Our brain’s cognitive capacity deteriorates from the onset of 20 years of age. But no fear, this decline can be countered. The cure possibly lies within an unexpected field: videogames.
Multitasking challenges our control processes. Who hasn’t experienced this? A distracting early-morning phone call from your boss might have you end up with two different shoes on your feet for the rest of the day. To make matters even worse, our ability to multitask apparently declines with age. But, do not fret because there is a way to reverse this decline. By playing a video game named NeuroRacer the multitasking abilities of older adults (ages 60-85) levelled beyond those of untrained 20-year-olds. This provides us with a possibility to go back to our younger-selves’ abilities. So, let’s find out how to regain the youth of our brain.

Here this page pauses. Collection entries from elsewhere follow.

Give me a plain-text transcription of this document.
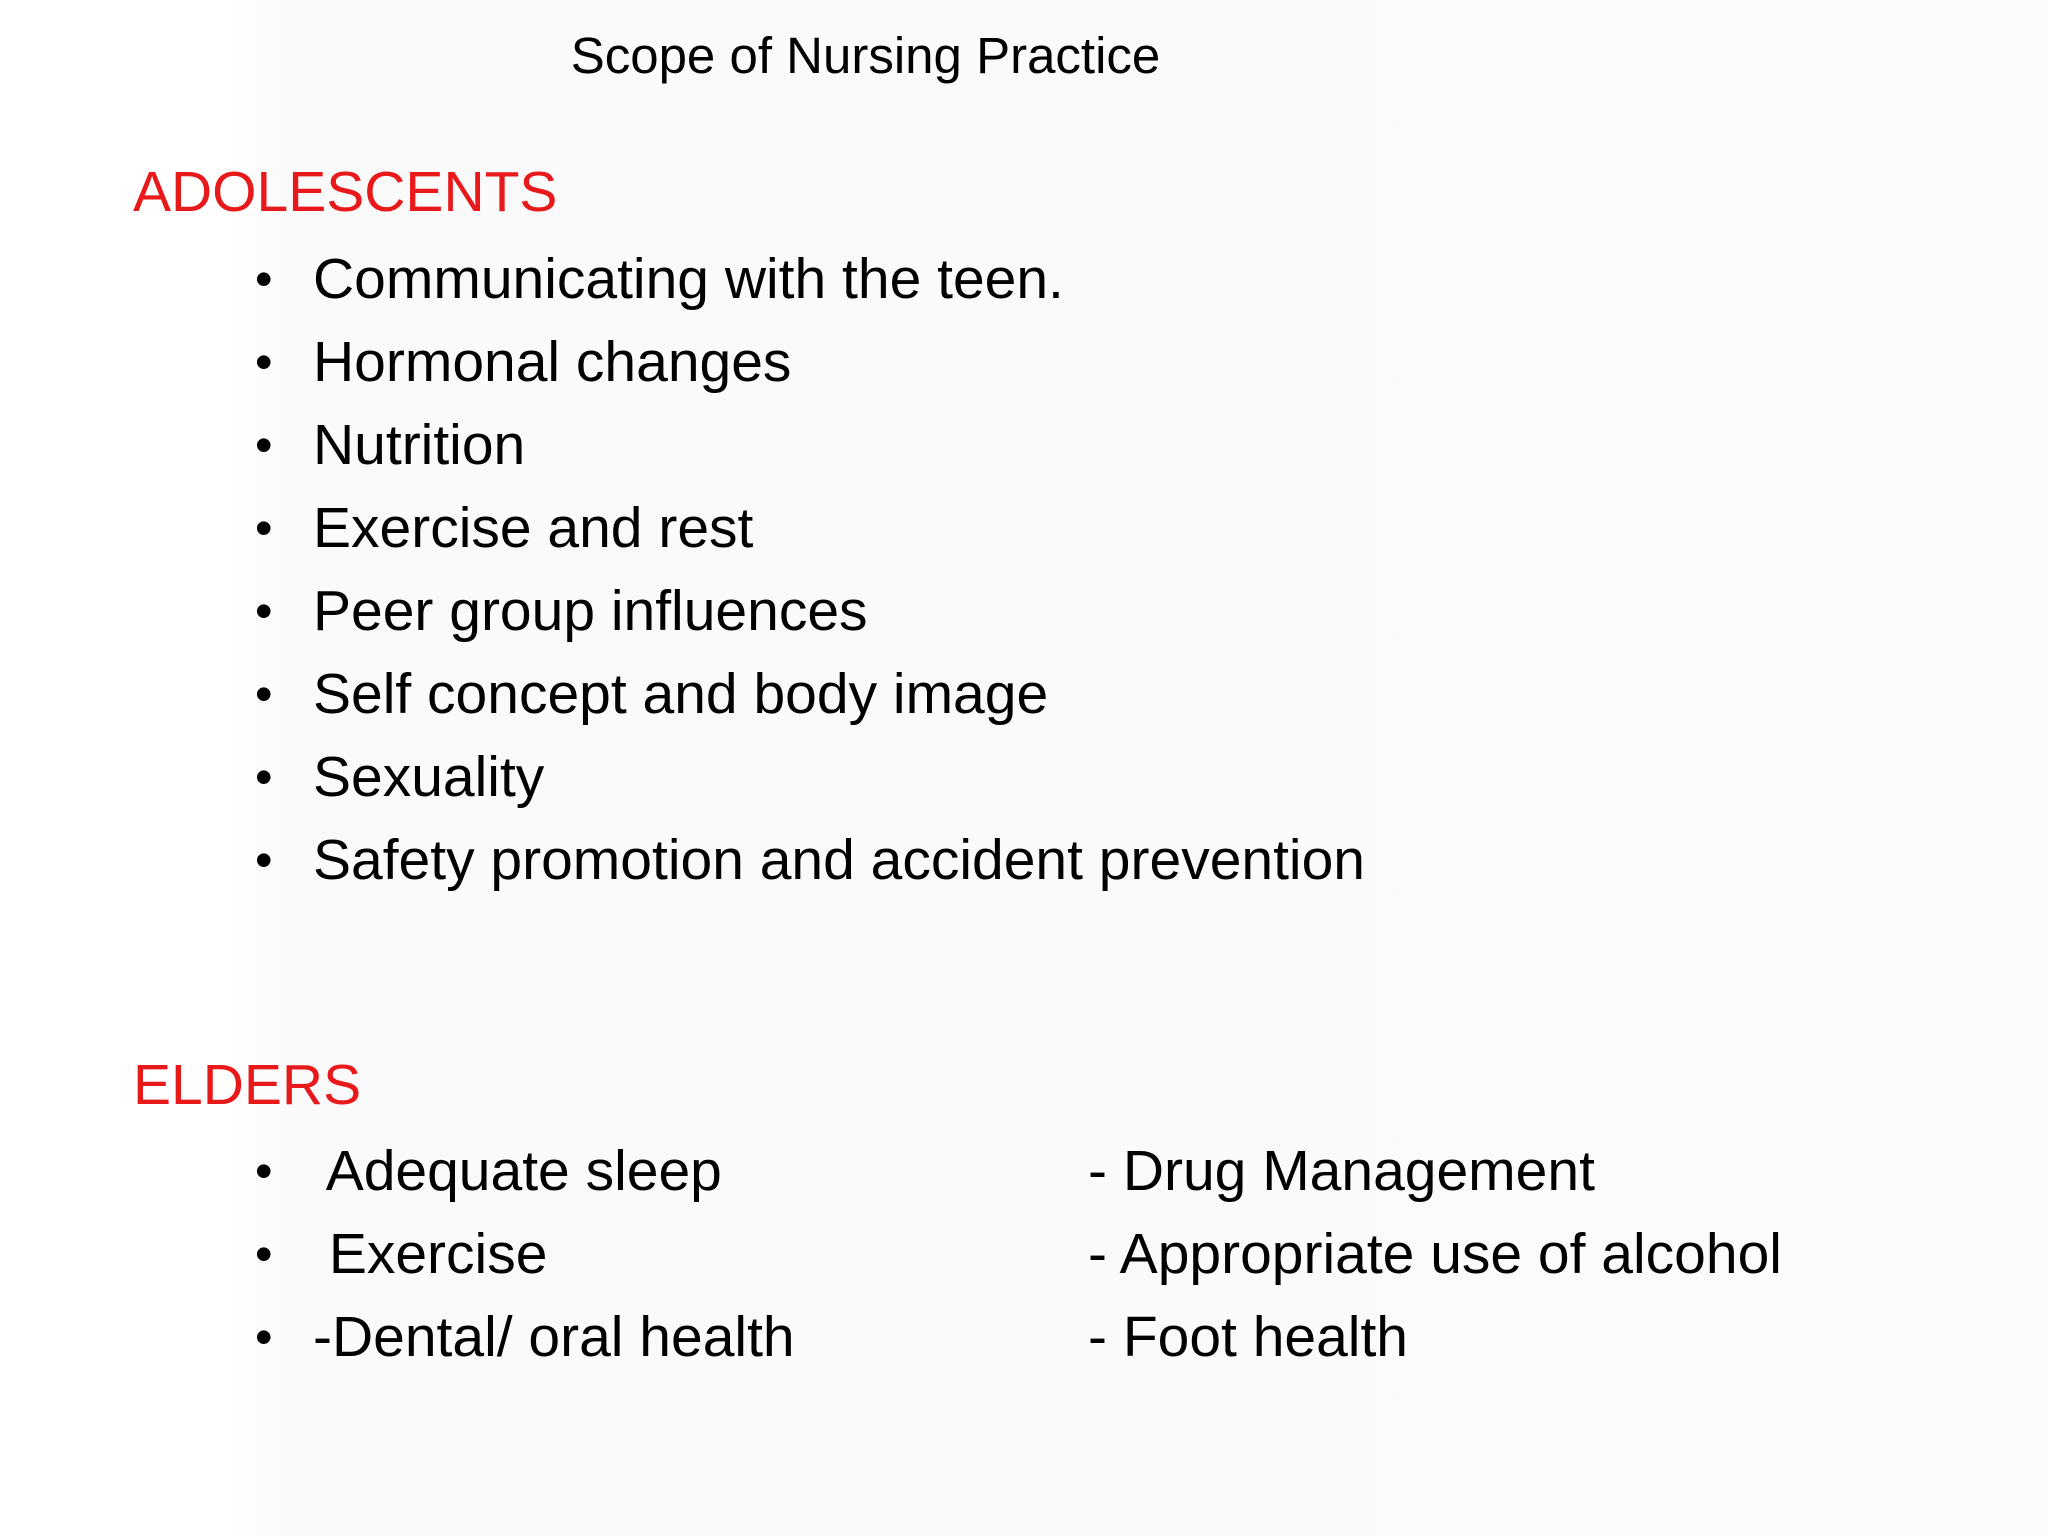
Scope of Nursing Practice
ADOLESCENTS
• Communicating with the teen.
• Hormonal changes
• Nutrition
• Exercise and rest
• Peer group influences
• Self concept and body image
• Sexuality
• Safety promotion and accident prevention
ELDERS
• Adequate sleep
• Exercise
• -Dental/ oral health
- Drug Management
- Appropriate use of alcohol
- Foot health
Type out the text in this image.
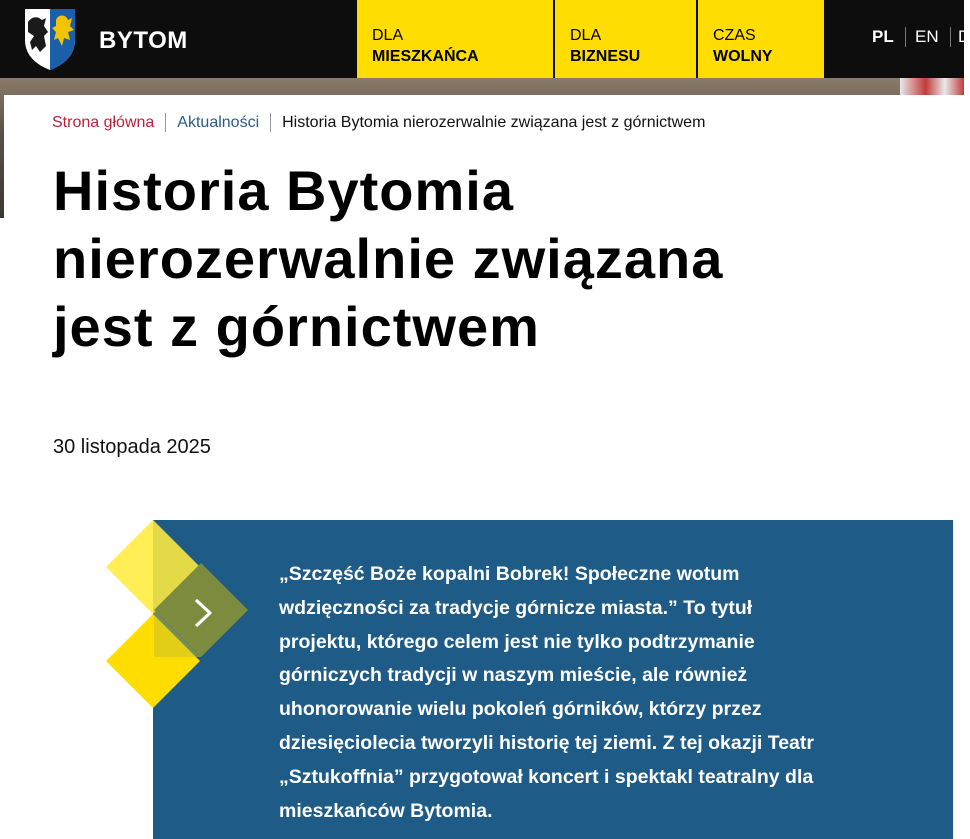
BYTOM	DLA
MIESZKAŃCA
DLA
BIZNESU
CZAS
WOLNY
PL EN D
Strona główna Aktualności Historia Bytomia nierozerwalnie związana jest z górnictwem
Historia Bytomia
nierozerwalnie związana
jest z górnictwem
30 listopada 2025

„Szczęść Boże kopalni Bobrek! Społeczne wotum
wdzięczności za tradycje górnicze miasta.” To tytuł
projektu, którego celem jest nie tylko podtrzymanie
górniczych tradycji w naszym mieście, ale również
uhonorowanie wielu pokoleń górników, którzy przez
dziesięciolecia tworzyli historię tej ziemi. Z tej okazji Teatr
„Sztukoffnia” przygotował koncert i spektakl teatralny dla
mieszkańców Bytomia.
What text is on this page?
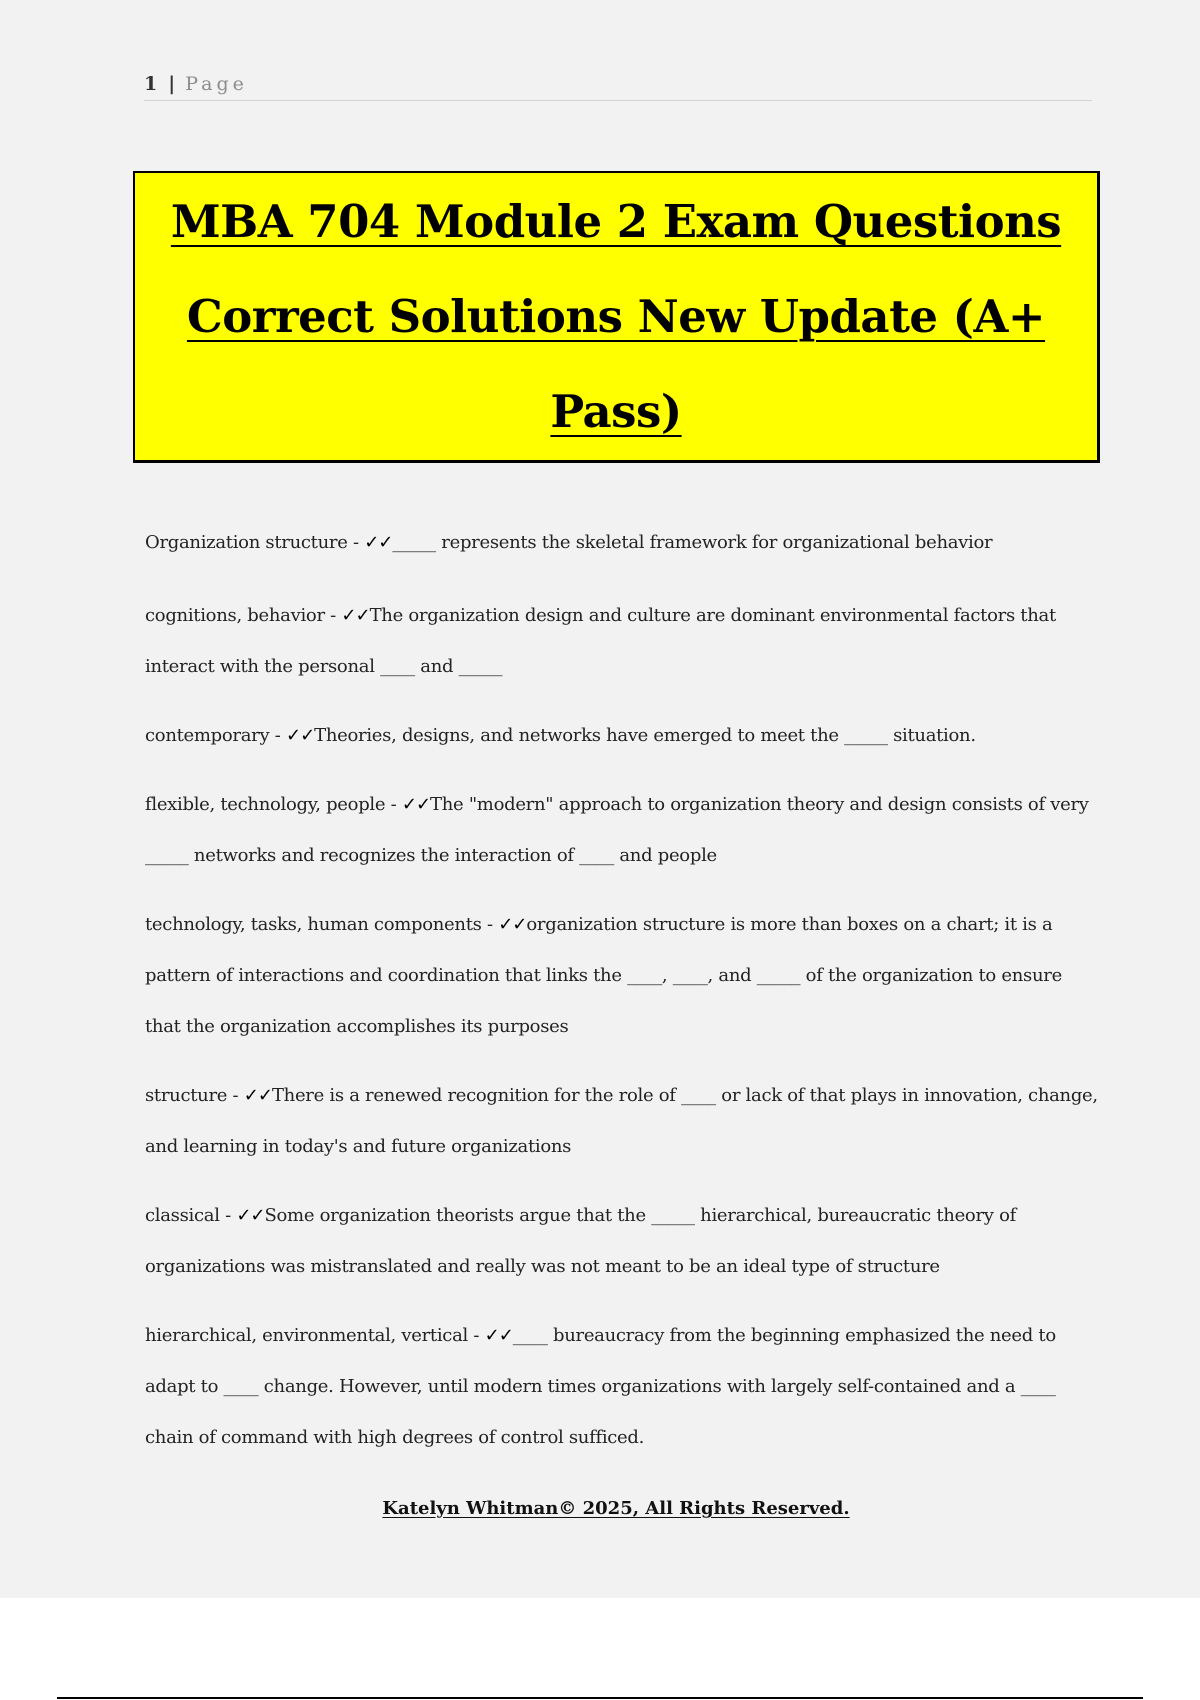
1 | Page
MBA 704 Module 2 Exam Questions Correct Solutions New Update (A+ Pass)
Organization structure - ✓✓_____ represents the skeletal framework for organizational behavior
cognitions, behavior - ✓✓The organization design and culture are dominant environmental factors that interact with the personal ____ and _____
contemporary - ✓✓Theories, designs, and networks have emerged to meet the _____ situation.
flexible, technology, people - ✓✓The "modern" approach to organization theory and design consists of very _____ networks and recognizes the interaction of ____ and people
technology, tasks, human components - ✓✓organization structure is more than boxes on a chart; it is a pattern of interactions and coordination that links the ____, ____, and _____ of the organization to ensure that the organization accomplishes its purposes
structure - ✓✓There is a renewed recognition for the role of ____ or lack of that plays in innovation, change, and learning in today's and future organizations
classical - ✓✓Some organization theorists argue that the _____ hierarchical, bureaucratic theory of organizations was mistranslated and really was not meant to be an ideal type of structure
hierarchical, environmental, vertical - ✓✓____ bureaucracy from the beginning emphasized the need to adapt to ____ change. However, until modern times organizations with largely self-contained and a ____ chain of command with high degrees of control sufficed.
Katelyn Whitman© 2025, All Rights Reserved.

Firstly, let’s explore this brain-age-rewinding game: NeuroRacer. Specifically its multitasking setting. The tasks seems simple: participants had to respond to a green sign – and only to the green sign - as rapidly as possible while simultaneously maintaining a car in the centre of a winding road using a joystick. Sounds simple enough, but during this test it was found that performance decreased significantly from 20 years onwards. This went on to the point that the younger participants had approximately 30% multitasking costs versus a shattering 65% multitasking cost in the older group.
So, the older participants were set to duty and had to train with NeuroRacer to overcome this devastating defeat. It was twelve hours of hard training spread over a month and it paid off: the older participants performed even better than their juniors had previously done with just a 10% multitasking cost compared to the earlier 30% of the younger participants. Even after six months without training the older participants still beat the untrained tweenies with just a 20% multitasking cost. A great victory for our older participants!
Can the youngsters make a comeback from this defeat? Yes, they can. But they must be willing to “play” their part. It is not just NeuroRacer that has enhanced cognitive functions in recent years. Apparently your off-the-shelf shooter-games like Unreal Tournament have already been doing this for frequent gamers over the past decade.
This might come as a surprise since games are more often criticized than praised. But apparently playing videogames (in this case shooter videogames) can provide several benefits for its players. These benefits range from low-level perceptual skill up through high level cognitive flexibility. Some of the perks are: improvement in visual sensitivity, perceptual decision making, speed of processing, the ability to select important aspects from the surroundings in space and time and, to come back to our previous statements, the ability to perform multiple tasks concurrently.
All these improved abilities are silently integrated into our everyday life; easing the processes in daily choices and creating the opportunities to make better decisions. So, can the youngsters make a comeback? The answer to this question doesn’t have to be no, if only we would embrace videogames, accept that they do not just provide entertainment and… play more of them.
But now let’s cast down the differences between the youngsters and the old-folk, and take to a more serious note. The improvement of cognitive deficits in older people by just twelve hours of training is most joyous news. Since there’s strong evidence for the rapid decline in cognitive functions in the older people, this new-found information provides optimism for the future of battling this. But the outcome provides an opportunity to reach even further.
Videogames like NeuroRacer could namely be implemented in an even wider array. The lasting multitasking cost reduction offers optimism for the use of such videogames as a therapeutic tool for other groups that suffer from cognitive control deficits. For instance, games could be developed to battle the consequences of ADHD, depression and dementia, all of which are conditions resulting from irregularities in cognitive control.
All in all, we should change our attitude towards videogames and stop underestimating their value. Our brain capacity declines with age and could therefore use a boost, one provided by games nonetheless. We can maintain our brain functions like those in our younger years if we but drink from the fountain of youth provided by videogames.
Anguera, J. A., J. Boccanfuso, J. L. Rintoul, O. Al-Hashimi, F. Faraji, J. Janowich, E. Kong, et al. (2013). ‘Video Game Training Enhances Cognitive Control in Older Adults’ . Nature, 501, 97–101. doi:10.1038/nature12486.
Green, C. S. & Bavelier, D. (2015). ‘Action Video Game Training for Cognitive Enhancement’ . Current Opinion in Behavioral Sciences, Cognitive enhancement, 4, 103–8. doi:10.1016/j.cobeha.2015.04.012.